At first, the local teens are unfriendly toward the newcomer. A group of bullies, led by a boy named Artyom, throw Sonya’s skateboard into the yard of an abandoned house on the edge of the village on her very first day. The old mansion is said to be cursed: according to legend, it is haunted by a ghost known as The Doll Master, who lures children inside and turns them into his puppets.

Determined to get her skateboard back and prove to the locals that there’s nothing supernatural there, Sonya sneaks into the abandoned house. Her younger sister secretly follows her. After this incident, the quiet and reserved Anya begins to change — she grows more distant and frightening by the day. Sonya suspects the transformation is linked to the legend of the Doll Master. Slowly, she befriends some of the local kids and convinces them to help her uncover the truth about the house. Together, they learn that several children had gone missing in the village years earlier — and the Doll Master may have been involved.

When Anya suddenly disappears, Sonya and her new friends set out to find her. Gathering their courage, the group breaks into the mansion again, this time all together. In the basement, they discover old dolls with eerie mirrored eyes — and among them, the entranced Anya and other captive children. The Doll Master, a sinister puppet-maker, turns out to be real: a supernatural manipulator dwelling in the house. He tries to seize control of Sonya’s friends, transforming them into living marionettes. But Sonya, overcoming her fear, confronts him to save her sister. United, the kids manage to break the spirit’s spell: the children are freed from his control, and the Doll Master loses his power and vanishes. Anya returns to her normal self.

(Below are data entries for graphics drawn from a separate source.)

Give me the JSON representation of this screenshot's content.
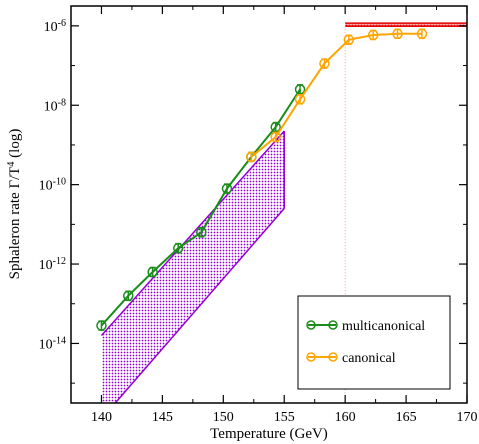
{
  "chart_data": {
    "type": "scatter",
    "xlabel": "Temperature (GeV)",
    "ylabel_main": "Sphaleron rate Γ/T",
    "ylabel_sup": "4",
    "ylabel_suffix": " (log)",
    "xlim": [
      137.5,
      170
    ],
    "ylim_log10": [
      -15.5,
      -5.5
    ],
    "y_scale": "log",
    "x_ticks": [
      140,
      145,
      150,
      155,
      160,
      165,
      170
    ],
    "y_ticks": [
      {
        "base": "10",
        "exp": "-14",
        "log10": -14
      },
      {
        "base": "10",
        "exp": "-12",
        "log10": -12
      },
      {
        "base": "10",
        "exp": "-10",
        "log10": -10
      },
      {
        "base": "10",
        "exp": "-8",
        "log10": -8
      },
      {
        "base": "10",
        "exp": "-6",
        "log10": -6
      }
    ],
    "series": [
      {
        "name": "multicanonical",
        "color": "#1a8c1a",
        "x": [
          140.0,
          142.2,
          144.2,
          146.3,
          148.2,
          150.3,
          152.3,
          154.3,
          156.3
        ],
        "log10_y": [
          -13.55,
          -12.8,
          -12.2,
          -11.6,
          -11.2,
          -10.1,
          -9.3,
          -8.55,
          -7.6
        ]
      },
      {
        "name": "canonical",
        "color": "#ffa500",
        "x": [
          152.3,
          154.3,
          156.3,
          158.3,
          160.3,
          162.3,
          164.3,
          166.3
        ],
        "log10_y": [
          -9.3,
          -8.8,
          -7.85,
          -6.95,
          -6.35,
          -6.23,
          -6.2,
          -6.2
        ]
      }
    ],
    "bands": [
      {
        "name": "purple-band",
        "color": "#9400d3",
        "x_range": [
          140,
          155
        ],
        "upper_log10": [
          -13.8,
          -8.65
        ],
        "lower_log10": [
          -15.9,
          -10.6
        ]
      },
      {
        "name": "red-band",
        "color": "#e00000",
        "x_range": [
          160,
          170
        ],
        "upper_log10": [
          -5.93,
          -5.93
        ],
        "lower_log10": [
          -6.01,
          -6.01
        ]
      }
    ],
    "vertical_marker_x": 160,
    "legend_position": "bottom-right",
    "grid": false
  }
}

Afterward, Sonya and her new friends agree to watch out for one another — from now on, they’ll protect each other and make sure no more children disappear from their village. Having defeated the Doll Master, the kids discover true friendship and a newfound confidence. In the final moments, it’s implied that evil might one day return — but now, the children have a close-knit team ready to fight back against any darkness.

== Cast ==
- Polina Ryashko as Sonya, a 13-year-old schoolgirl
- Vitaliya Korniyenko (credited as Vita Kornienko) as Anya, Sonya's younger sister
- Mariya Mironova as a physician, Sonya and Anya's mother
- Nikita Elikarov as the Doll Master
- Aleksandr Novikov as Pasha
- Artyom Bashenin as Tyoma
- Saveliy Albutov as Malysh
- Fyodor Fedoseyev as Bobr
- Maksim Titov as Yura
- Demid Avdonin as Young Yura
- Elmir Ibragimov as Doll

== Production ==
Development of the project began in 2020–21 as part of Gorky Film Studio’s renewed focus on children’s and teen cinema. Producer Lika Blank described it as a “true teenage spook-story” made without gore, accessible to young audiences. Roman Amsler’s script was his directorial debut; he noted that the Doll Master symbolizes hidden dangers of gadgets and the internet. The film was shot in Tver Oblast and Moscow in 2021, using a combination of practical puppets, prosthetics, and CGI.

== Release ==
Theatrical release in Russia took place on 23 March 2023 via AVK-PRO. It grossed ₽4.8 million on opening weekend and ₽12.5 million overall. The digital premiere followed on 22 April 2023 on Kion, later appearing on Okko and Ivi.

== Reception ==
Critics gave mixed reviews, averaging around 6.5–7/10. GameMag praised it as a family-friendly horror “made according to Hollywood standards.” Ivi.ru’s review criticized Anya’s “possessed child” portrayal as unconvincing. The horror magazine Darker described it as “average overall, with every strong idea offset by flaws.”